By Piaget's account, the sensorimotor stage in human infants lasts roughly twenty four months [84][83]. In the first four months, reflexive responses begin to organize into coherent motor strategies, sensory modalities are coordinated and attentional mechanisms begin to emerge. Native reflexive responses like the primary walking reflex and the palmar grasp reflex [100] provide primitive sensorimotor behavior that manage appropriate musculo-skeletal structures to do relevant, sensory-driven work in the world. Bruner [102] refers to these types of behaviors as ``preadaptation'' primitives for learning skillful motor policies.

Policies for coordinating multiple sensory and motor modalities appear next in Piaget's account. Primary circular reactions form, which can be viewed as a primitive form of an identity judgment. From four to six months, these primary circular reactions are repeated (assimilation) and perturbed (accommodation) until the infant finds it possible to prolong certain interactions with the world. Between six and eighteen months Piaget believed that these primary circular reactions direct subsequent exploration and influence evolving behavioral models of the world. During this same period, figurative schemas appear to encode information regarding ``types'' or ``classes'' of behavioral relationships in a manner that depends less on specific resources.

Complex robot systems also require some preadaptive structure to organize the acquisition of sensorimotor behavior. Our model (introduced in Section 1.2) describes a mechanism for constructing behavior as sequences of control situations. Control situations, in turn, are combinations of controllers and system resources. Although the details differ significantly across human and robot subjects, we claim that both systems must initially acquire a policy for engaging resources in a coordinated fashion, and that these policies form the most basic model of the agent/world interaction.

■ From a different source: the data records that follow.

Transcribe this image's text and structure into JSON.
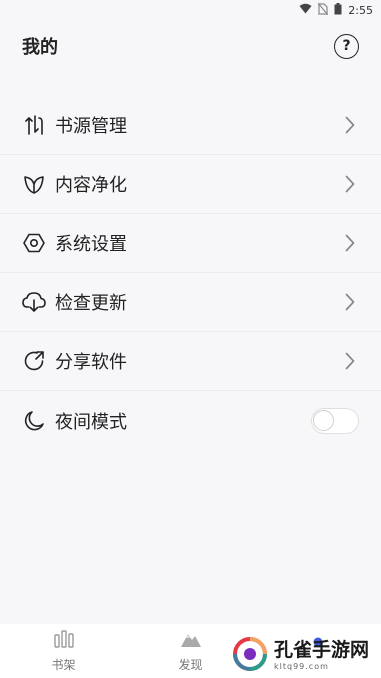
{
  "status_bar": {
    "time": "2:55"
  },
  "header": {
    "title": "我的",
    "help_label": "?"
  },
  "menu": {
    "items": [
      {
        "label": "书源管理",
        "icon": "source-arrows-icon"
      },
      {
        "label": "内容净化",
        "icon": "leaf-icon"
      },
      {
        "label": "系统设置",
        "icon": "hexagon-settings-icon"
      },
      {
        "label": "检查更新",
        "icon": "cloud-download-icon"
      },
      {
        "label": "分享软件",
        "icon": "share-refresh-icon"
      },
      {
        "label": "夜间模式",
        "icon": "moon-icon"
      }
    ],
    "night_mode_enabled": false
  },
  "bottom_nav": {
    "items": [
      {
        "label": "书架",
        "icon": "bookshelf-icon"
      },
      {
        "label": "发现",
        "icon": "mountain-icon"
      },
      {
        "label": "",
        "icon": "dot-icon"
      }
    ]
  },
  "watermark": {
    "text": "孔雀手游网",
    "sub": "kltq99.com"
  },
  "colors": {
    "accent": "#3b5bdb",
    "background": "#f7f7f9"
  }
}
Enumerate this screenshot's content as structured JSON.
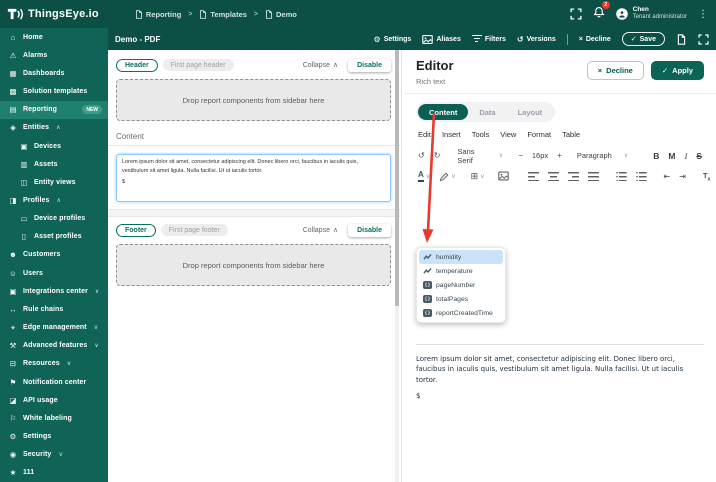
{
  "brand": {
    "name": "ThingsEye.io"
  },
  "breadcrumb": {
    "separator": ">",
    "items": [
      {
        "label": "Reporting"
      },
      {
        "label": "Templates"
      },
      {
        "label": "Demo"
      }
    ]
  },
  "topbar": {
    "user_name": "Chen",
    "user_role": "Tenant administrator",
    "notification_count": "2"
  },
  "sidebar": {
    "items": [
      {
        "icon": "⌂",
        "label": "Home"
      },
      {
        "icon": "⚠",
        "label": "Alarms"
      },
      {
        "icon": "▦",
        "label": "Dashboards"
      },
      {
        "icon": "▩",
        "label": "Solution templates"
      },
      {
        "icon": "▤",
        "label": "Reporting",
        "badge": "NEW",
        "active": true
      },
      {
        "icon": "◈",
        "label": "Entities",
        "chevron": "∧"
      },
      {
        "icon": "▣",
        "label": "Devices",
        "indent": true
      },
      {
        "icon": "▥",
        "label": "Assets",
        "indent": true
      },
      {
        "icon": "◫",
        "label": "Entity views",
        "indent": true
      },
      {
        "icon": "◨",
        "label": "Profiles",
        "chevron": "∧"
      },
      {
        "icon": "▭",
        "label": "Device profiles",
        "indent": true
      },
      {
        "icon": "▯",
        "label": "Asset profiles",
        "indent": true
      },
      {
        "icon": "☻",
        "label": "Customers"
      },
      {
        "icon": "☺",
        "label": "Users"
      },
      {
        "icon": "▣",
        "label": "Integrations center",
        "chevron": "∨"
      },
      {
        "icon": "↔",
        "label": "Rule chains"
      },
      {
        "icon": "⌖",
        "label": "Edge management",
        "chevron": "∨"
      },
      {
        "icon": "⚒",
        "label": "Advanced features",
        "chevron": "∨"
      },
      {
        "icon": "⊟",
        "label": "Resources",
        "chevron": "∨"
      },
      {
        "icon": "⚑",
        "label": "Notification center"
      },
      {
        "icon": "◪",
        "label": "API usage"
      },
      {
        "icon": "⚐",
        "label": "White labeling"
      },
      {
        "icon": "⚙",
        "label": "Settings"
      },
      {
        "icon": "◉",
        "label": "Security",
        "chevron": "∨"
      },
      {
        "icon": "★",
        "label": "111"
      }
    ]
  },
  "toolbar": {
    "title": "Demo - PDF",
    "settings": "Settings",
    "aliases": "Aliases",
    "filters": "Filters",
    "versions": "Versions",
    "decline": "Decline",
    "save": "Save"
  },
  "panel": {
    "header": {
      "chip": "Header",
      "subchip": "First page header",
      "collapse": "Collapse",
      "disable": "Disable"
    },
    "footer": {
      "chip": "Footer",
      "subchip": "First page footer",
      "collapse": "Collapse",
      "disable": "Disable"
    },
    "dropzone": "Drop report components from sidebar here",
    "content_label": "Content",
    "content_text": "Lorem ipsum dolor sit amet, consectetur adipiscing elit. Donec libero orci, faucibus in iaculis quis, vestibulum sit amet ligula. Nulla facilisi. Ut ut iaculis tortor.",
    "content_cursor": "$"
  },
  "editor": {
    "title": "Editor",
    "subtitle": "Rich text",
    "decline": "Decline",
    "apply": "Apply",
    "tabs": [
      {
        "label": "Content",
        "active": true
      },
      {
        "label": "Data"
      },
      {
        "label": "Layout"
      }
    ],
    "menubar": [
      {
        "label": "Edit"
      },
      {
        "label": "Insert"
      },
      {
        "label": "Tools"
      },
      {
        "label": "View"
      },
      {
        "label": "Format"
      },
      {
        "label": "Table"
      }
    ],
    "font_family": "Sans Serif",
    "font_size": "16px",
    "block_format": "Paragraph",
    "format_buttons": {
      "bold": "B",
      "m": "M",
      "italic": "I",
      "strike": "S"
    },
    "body_text": "Lorem ipsum dolor sit amet, consectetur adipiscing elit. Donec libero orci, faucibus in iaculis quis, vestibulum sit amet ligula. Nulla facilisi. Ut ut iaculis tortor.",
    "cursor_text": "$",
    "autocomplete": [
      {
        "label": "humidity",
        "icon_type": "timeseries",
        "selected": true
      },
      {
        "label": "temperature",
        "icon_type": "timeseries"
      },
      {
        "label": "pageNumber",
        "icon_type": "variable"
      },
      {
        "label": "totalPages",
        "icon_type": "variable"
      },
      {
        "label": "reportCreatedTime",
        "icon_type": "variable"
      }
    ]
  },
  "glyphs": {
    "chevron_up": "∧",
    "chevron_down": "∨",
    "check": "✓",
    "close": "×",
    "kebab": "⋮",
    "undo": "↺",
    "redo": "↻",
    "minus": "−",
    "plus": "+",
    "caret": "∨",
    "table": "⊞",
    "gear": "⚙",
    "history": "↺",
    "indent": "⇥",
    "outdent": "⇤",
    "more": "<>",
    "color_a": "A",
    "tx_t": "T",
    "tx_x": "x",
    "var_braces": "{}"
  },
  "colors": {
    "header_teal": "#0b4f45",
    "sidebar_teal": "#0f6457",
    "active_item": "#1f8070",
    "accent": "#0a6e60",
    "apply_fill": "#0b6455",
    "badge_red": "#e53935",
    "annotation_arrow": "#e8392e",
    "selected_blue": "#cbe3f8",
    "new_badge": "#3d9d8a"
  }
}
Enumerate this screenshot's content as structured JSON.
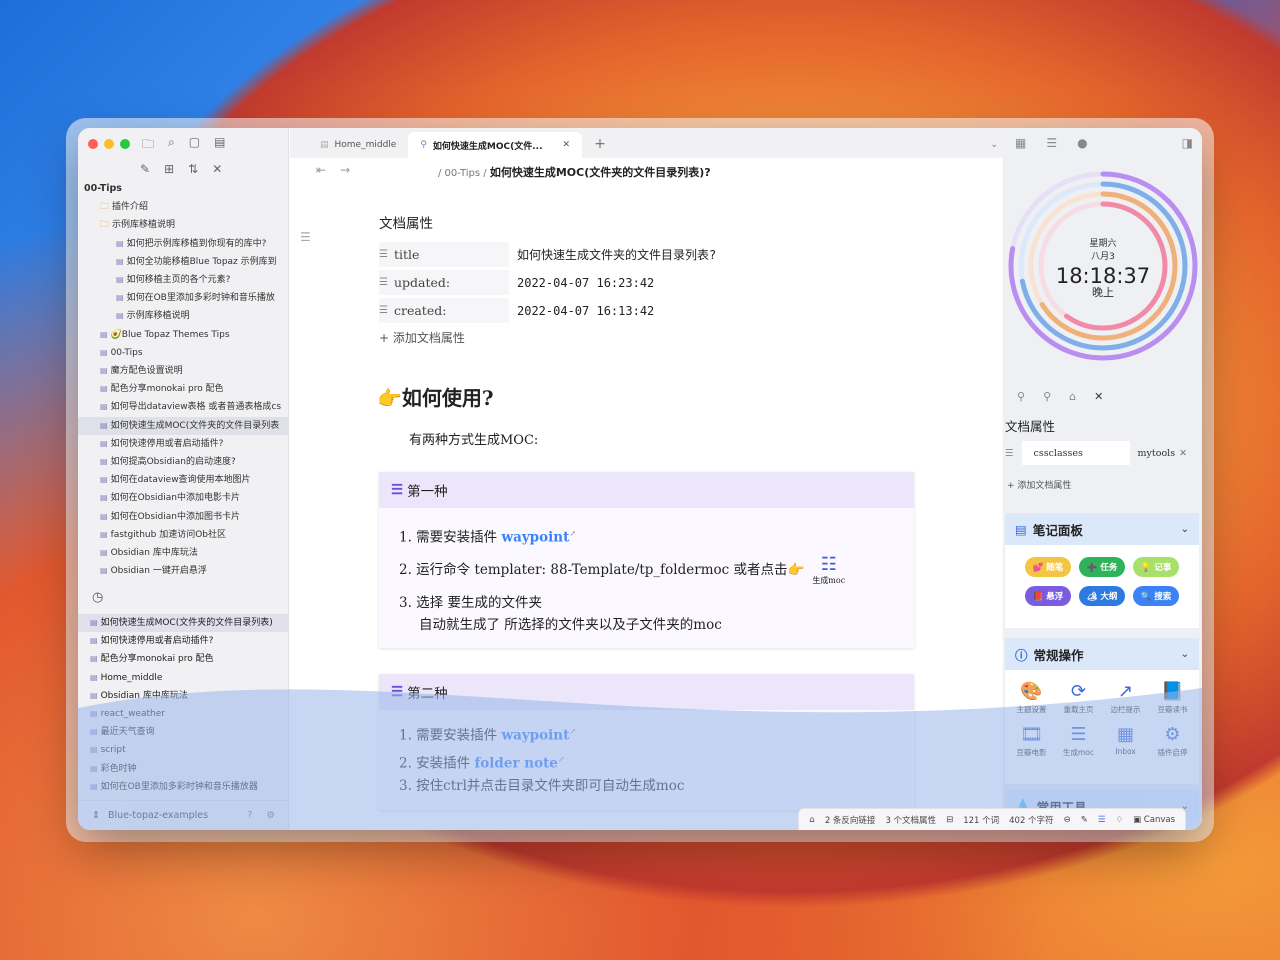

The central objective of the research is to test the hypothesis that many situations can be expressed in terms of relatively few, schematic structures that are grounded in physical activity, which we call physical schemas [52][74][73][68][67][66] and the related hypothesis that physical schemas are a sensorimotor foundation for conceptual knowledge. One implication of our theory is that once stable relationships in the world are discovered and captured as physical schemas, an agent may notice other instances of these relationships involving different entities. This is one form of metaphorical extension [66], whereby physical schemas are extended to other physical, and sometimes nonphysical, phenomena. For example, underlying the word ``contain'' is a physical schema of the activities and relationships we call CONTAINMENT. Explicit in this schema is a stable pattern of dynamic activity in which one entity is constrained by another. This, we argue, is learned by direct physical interaction with the world when, for instance, we grasp an object. The entailments of CONTAINMENT are preserved if we consider that water is contained in a cup - it is only the participants in the relationship that have changed. Physical schemas, from this perspective, are a foundation for an enormous range of plausible physical and mental phenomena. The idea of physical schemas is not new [68][67][66], nor is its role in theories of conceptual development [52][74][73], but we are proposing a computational account of physical schemas implemented on robotic platforms.